We cannot recommend highly enough John U. Rees' excellent article on British and German Soldiers and Brush Huts, 1776-1781 , which has been freshly updated in anticipation of this event!
Here is a link to the on-line Scribd version of the same article.
As you will read in the article, the British Army was very familiar with and quite experienced at building brush huts. Cornwallis' forces had cut hundreds of yards of trees and brush to create cleared fields of fire for the defenses of Yorktown, with the result that they had ample raw materials to freely create a number of improvised shelters. What is surprising is not only the widespread use of brush huts (or as the British called them: wigwams) at Yorktown, but that they may have in some cases been preferred to tents. The 80th Foot Orderly Book makes frequent mention that a Court Martial is to assemble at, for example, the President's “tent” on 5 July, and on 10 July at the President's “Marquee”, but on 11 July the “Court Martiel to Esemble at 11 OClock at the President wigwam”. In York on 3rd July the order went out: “No officer can be allowed quarters in town except the Genl officers Staff & such officers. Commanding offrs of Batts may have a room to dine in Contiguous to their encampment by Applying to Capt Campbell”. Given that the officers were not permitted to take quarters in town, they needed to camp in the field. If the President of the Court Martial gave up his tent for a wigwam, it is likely that other officers may have done so as well.
Could this be something like what the President's wigwam looked like?

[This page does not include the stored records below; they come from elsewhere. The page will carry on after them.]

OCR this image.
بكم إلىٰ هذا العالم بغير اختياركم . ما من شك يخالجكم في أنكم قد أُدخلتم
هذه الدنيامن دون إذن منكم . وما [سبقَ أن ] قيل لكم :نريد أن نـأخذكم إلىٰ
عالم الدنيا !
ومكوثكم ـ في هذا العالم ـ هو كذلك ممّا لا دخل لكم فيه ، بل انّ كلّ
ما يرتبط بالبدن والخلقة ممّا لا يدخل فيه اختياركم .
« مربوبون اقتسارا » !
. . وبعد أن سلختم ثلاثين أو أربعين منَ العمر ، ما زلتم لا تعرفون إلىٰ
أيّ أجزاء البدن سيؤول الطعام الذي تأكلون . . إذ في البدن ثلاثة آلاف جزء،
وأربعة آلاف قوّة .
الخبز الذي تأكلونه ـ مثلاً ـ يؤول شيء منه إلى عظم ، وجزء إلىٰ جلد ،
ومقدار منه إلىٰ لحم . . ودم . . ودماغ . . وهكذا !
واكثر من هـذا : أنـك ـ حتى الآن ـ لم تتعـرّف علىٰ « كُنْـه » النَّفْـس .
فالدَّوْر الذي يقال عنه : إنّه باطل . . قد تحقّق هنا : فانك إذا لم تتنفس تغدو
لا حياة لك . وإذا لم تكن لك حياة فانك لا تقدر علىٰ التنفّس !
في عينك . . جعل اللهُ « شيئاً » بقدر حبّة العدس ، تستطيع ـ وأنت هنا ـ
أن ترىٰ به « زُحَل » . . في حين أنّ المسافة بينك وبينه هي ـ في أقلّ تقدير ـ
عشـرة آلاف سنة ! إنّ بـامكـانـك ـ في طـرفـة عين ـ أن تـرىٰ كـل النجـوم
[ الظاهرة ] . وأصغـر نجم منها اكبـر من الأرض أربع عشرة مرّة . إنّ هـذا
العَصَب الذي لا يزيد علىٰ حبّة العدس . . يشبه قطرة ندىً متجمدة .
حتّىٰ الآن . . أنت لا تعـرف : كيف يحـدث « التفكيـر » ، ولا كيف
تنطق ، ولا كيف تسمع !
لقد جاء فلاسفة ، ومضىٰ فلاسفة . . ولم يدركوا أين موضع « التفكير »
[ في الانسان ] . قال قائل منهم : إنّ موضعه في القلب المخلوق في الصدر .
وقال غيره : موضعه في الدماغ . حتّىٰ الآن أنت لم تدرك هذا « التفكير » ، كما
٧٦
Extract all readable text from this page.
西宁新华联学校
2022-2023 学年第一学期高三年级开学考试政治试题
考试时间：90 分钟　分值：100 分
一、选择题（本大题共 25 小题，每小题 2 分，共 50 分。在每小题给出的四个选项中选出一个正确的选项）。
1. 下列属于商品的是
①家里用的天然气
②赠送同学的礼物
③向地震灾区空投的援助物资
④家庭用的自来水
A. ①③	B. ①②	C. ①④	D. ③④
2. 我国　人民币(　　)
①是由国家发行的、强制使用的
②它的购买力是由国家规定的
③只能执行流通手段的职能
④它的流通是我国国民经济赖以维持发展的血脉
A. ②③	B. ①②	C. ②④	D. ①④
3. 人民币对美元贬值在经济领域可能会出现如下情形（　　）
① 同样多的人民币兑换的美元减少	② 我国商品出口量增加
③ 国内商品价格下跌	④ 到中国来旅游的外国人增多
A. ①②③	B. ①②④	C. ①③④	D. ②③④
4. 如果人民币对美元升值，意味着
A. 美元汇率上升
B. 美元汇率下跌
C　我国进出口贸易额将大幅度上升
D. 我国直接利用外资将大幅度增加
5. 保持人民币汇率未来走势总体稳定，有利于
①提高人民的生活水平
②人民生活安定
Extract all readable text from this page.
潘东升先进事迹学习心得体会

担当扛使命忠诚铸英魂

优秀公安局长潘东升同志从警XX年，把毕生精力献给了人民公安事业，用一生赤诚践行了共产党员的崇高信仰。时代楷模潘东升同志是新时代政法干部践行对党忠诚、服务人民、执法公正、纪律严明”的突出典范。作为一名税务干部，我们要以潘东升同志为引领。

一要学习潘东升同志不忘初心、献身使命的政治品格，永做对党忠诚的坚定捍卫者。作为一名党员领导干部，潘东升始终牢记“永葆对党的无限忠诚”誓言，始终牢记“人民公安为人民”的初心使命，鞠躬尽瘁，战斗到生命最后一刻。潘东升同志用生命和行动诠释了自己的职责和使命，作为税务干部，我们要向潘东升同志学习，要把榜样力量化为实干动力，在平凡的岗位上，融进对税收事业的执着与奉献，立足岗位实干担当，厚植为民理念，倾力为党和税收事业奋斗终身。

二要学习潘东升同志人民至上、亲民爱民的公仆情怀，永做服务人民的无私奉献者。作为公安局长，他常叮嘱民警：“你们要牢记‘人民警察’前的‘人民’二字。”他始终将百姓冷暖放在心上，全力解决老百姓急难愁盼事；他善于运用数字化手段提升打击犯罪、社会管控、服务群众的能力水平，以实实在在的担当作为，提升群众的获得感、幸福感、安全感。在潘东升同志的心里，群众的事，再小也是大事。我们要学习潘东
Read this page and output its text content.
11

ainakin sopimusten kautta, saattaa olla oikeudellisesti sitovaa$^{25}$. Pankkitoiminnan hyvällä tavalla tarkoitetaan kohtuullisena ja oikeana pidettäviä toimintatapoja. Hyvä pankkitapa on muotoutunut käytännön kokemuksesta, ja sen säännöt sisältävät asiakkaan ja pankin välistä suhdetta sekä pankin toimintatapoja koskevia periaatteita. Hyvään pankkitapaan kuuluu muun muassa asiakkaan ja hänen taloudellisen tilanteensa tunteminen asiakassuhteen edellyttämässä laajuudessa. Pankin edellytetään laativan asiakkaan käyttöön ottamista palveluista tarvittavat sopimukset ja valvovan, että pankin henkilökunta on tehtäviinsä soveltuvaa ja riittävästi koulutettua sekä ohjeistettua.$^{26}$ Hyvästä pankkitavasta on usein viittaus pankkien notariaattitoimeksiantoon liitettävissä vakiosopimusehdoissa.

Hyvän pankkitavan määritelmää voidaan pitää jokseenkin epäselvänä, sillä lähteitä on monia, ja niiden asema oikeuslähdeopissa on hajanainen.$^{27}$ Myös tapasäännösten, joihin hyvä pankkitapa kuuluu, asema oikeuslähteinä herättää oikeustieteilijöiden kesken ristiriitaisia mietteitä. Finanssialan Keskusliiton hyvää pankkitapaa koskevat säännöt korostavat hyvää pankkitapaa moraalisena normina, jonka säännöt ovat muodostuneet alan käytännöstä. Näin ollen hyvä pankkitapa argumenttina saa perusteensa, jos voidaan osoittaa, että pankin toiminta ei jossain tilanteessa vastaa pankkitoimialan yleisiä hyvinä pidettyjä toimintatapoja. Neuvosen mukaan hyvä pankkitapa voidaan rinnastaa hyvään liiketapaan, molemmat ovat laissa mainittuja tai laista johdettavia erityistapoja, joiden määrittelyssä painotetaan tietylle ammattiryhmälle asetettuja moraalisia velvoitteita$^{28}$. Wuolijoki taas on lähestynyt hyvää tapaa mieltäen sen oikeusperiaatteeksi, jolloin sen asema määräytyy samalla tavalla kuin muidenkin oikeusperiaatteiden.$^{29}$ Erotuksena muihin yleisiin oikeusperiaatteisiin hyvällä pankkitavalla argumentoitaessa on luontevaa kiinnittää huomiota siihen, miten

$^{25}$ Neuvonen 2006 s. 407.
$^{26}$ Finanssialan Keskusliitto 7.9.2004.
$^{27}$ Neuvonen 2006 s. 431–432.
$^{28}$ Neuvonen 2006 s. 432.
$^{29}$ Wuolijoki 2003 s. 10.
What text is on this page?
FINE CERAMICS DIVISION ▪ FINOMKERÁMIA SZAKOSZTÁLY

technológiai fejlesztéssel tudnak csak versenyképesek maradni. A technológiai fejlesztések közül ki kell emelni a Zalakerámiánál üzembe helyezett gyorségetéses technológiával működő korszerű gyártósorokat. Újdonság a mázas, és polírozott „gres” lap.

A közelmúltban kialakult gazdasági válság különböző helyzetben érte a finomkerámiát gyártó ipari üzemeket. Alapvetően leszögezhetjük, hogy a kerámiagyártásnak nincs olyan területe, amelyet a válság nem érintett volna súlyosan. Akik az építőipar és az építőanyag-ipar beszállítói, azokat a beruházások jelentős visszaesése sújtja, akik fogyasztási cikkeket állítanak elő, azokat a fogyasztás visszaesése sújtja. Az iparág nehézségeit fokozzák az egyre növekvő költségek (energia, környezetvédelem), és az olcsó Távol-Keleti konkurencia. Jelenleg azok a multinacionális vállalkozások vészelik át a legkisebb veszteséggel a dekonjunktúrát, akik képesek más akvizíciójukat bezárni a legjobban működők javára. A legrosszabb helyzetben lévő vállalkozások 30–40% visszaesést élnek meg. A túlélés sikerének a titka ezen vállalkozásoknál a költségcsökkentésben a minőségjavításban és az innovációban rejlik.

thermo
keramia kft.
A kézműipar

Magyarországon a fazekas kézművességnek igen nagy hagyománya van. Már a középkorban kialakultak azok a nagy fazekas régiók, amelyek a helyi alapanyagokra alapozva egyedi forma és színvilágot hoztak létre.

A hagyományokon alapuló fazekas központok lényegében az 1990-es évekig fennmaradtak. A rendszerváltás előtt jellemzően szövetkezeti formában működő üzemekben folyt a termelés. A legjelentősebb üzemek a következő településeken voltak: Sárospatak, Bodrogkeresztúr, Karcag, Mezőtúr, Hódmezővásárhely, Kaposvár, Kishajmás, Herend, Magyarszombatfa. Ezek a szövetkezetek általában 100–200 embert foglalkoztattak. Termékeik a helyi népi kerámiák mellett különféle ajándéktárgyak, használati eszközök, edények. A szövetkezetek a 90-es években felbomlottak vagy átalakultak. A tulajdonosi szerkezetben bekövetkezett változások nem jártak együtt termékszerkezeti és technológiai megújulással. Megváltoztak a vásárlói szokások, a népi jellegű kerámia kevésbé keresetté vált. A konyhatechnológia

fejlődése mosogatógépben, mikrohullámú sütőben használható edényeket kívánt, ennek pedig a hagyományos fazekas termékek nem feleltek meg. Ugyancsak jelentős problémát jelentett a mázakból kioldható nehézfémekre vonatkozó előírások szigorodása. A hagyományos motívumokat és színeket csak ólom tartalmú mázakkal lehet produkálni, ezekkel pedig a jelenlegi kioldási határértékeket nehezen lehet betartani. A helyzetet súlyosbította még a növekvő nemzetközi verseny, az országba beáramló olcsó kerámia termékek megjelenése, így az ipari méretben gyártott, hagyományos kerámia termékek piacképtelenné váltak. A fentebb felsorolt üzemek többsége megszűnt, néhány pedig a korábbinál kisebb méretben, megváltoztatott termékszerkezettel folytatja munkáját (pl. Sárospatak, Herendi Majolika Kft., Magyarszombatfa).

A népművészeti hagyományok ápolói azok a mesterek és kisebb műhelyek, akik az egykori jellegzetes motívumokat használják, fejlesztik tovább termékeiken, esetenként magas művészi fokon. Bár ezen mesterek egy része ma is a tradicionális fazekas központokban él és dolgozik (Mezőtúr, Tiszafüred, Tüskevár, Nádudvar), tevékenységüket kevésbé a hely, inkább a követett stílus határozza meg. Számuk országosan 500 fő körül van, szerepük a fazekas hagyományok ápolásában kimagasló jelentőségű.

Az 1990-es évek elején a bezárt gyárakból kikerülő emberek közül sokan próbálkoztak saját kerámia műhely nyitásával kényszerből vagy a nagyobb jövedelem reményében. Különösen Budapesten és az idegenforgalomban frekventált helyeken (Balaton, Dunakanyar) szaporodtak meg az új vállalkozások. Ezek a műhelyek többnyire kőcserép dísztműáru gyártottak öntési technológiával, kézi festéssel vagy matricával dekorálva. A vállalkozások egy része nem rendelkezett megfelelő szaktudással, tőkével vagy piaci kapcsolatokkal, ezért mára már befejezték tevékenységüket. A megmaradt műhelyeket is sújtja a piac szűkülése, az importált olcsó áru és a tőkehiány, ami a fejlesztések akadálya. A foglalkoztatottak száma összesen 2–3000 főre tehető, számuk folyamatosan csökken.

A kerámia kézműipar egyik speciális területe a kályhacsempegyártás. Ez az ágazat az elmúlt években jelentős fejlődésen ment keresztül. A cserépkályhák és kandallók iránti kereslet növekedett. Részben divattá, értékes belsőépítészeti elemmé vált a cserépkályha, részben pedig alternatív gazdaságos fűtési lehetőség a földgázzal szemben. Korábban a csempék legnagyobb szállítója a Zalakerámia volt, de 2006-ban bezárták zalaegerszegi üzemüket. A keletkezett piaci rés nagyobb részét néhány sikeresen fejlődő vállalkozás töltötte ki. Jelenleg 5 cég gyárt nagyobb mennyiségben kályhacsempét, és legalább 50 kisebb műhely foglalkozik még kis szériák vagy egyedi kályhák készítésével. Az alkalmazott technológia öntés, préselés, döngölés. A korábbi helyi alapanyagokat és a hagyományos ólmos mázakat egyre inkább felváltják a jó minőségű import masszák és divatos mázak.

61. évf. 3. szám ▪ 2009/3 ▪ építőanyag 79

One of the challenges of doing an event on historic ground is the need to perserve the archaelogical record. It is no exaggeration to say that practically anywhere you put a tent peg you risk driving it into a foundation stone of a long gone house. The image below is a map provided by CNHP of the areas where the ground has been excavated and surveyed and it is safe to drive tent pins or dig shallow (no deeper than six inches) fire pits.
The sections outlined in orange are the only areas where it is safe to drive tent pins! The areas by the upper left are near the Swan Tavern. There is room there for a modest number of tents. The rectangle in the lower right center is adjacent to the Nelson House, and might be just big enough for one Marquee. The thin strip at the bottom right is in front of the Dudley Diggs House, and is barely big enough for a few wedge tents.
That is all the NPS land we may drive tent pins into!
This means that not only do we have an opportunity to build brush huts and wigwams, for a certain number of us if we want to have someplace to sleep Saturday night we are going to need to build it! Please note: every improvised shelter made must be free standing! It would be helpful to have plenty of hemp twine to tie the support poles and bracing together. Remember - we can't drive any poles into the ground! Our challenge is to set up improvised shelters in the areas where we may not drive poles or tent pins.
The image below is a map of the areas where it is safe to harvest brush. Bring your camp hatchets, fascine knives, and felling axes! The park approves the harvesting of saplings and brush whose trunks are 3" in diameter or less. The brush in the areas marked in orange is all free for the taking. The area marked 1 has some decent usable trees which would make good structure poles. The areas marked 2 are on either side of the Great Valley, and would be a convenient source of brush for troops building shelters to place on the green across the street from the Nelson House. There is a big Cedar tree where the red symbol is. Please leave that alone. The area marked 3 surrounds the Tobacco Road Foot Trail, and is another rich source for brush. Warning! There is a lot of bamboo mixed in with the native vegtation - the bamboo is not period correct.
This is an aerial view of Yorktown to help you better understand where the harvestable brush is:
Brush was not the only improvised building material avaiable in Yorktown. The Royal Navy had been tasked with pulling down the houses by the waterside to clear the fields of fire for the seaward facing batteries, so there was also used housing lumber available. It is just as likely that soldiers used siding boards or even floor boards as cover for their shelters. If you have access to used boards, by all means bring it and use it!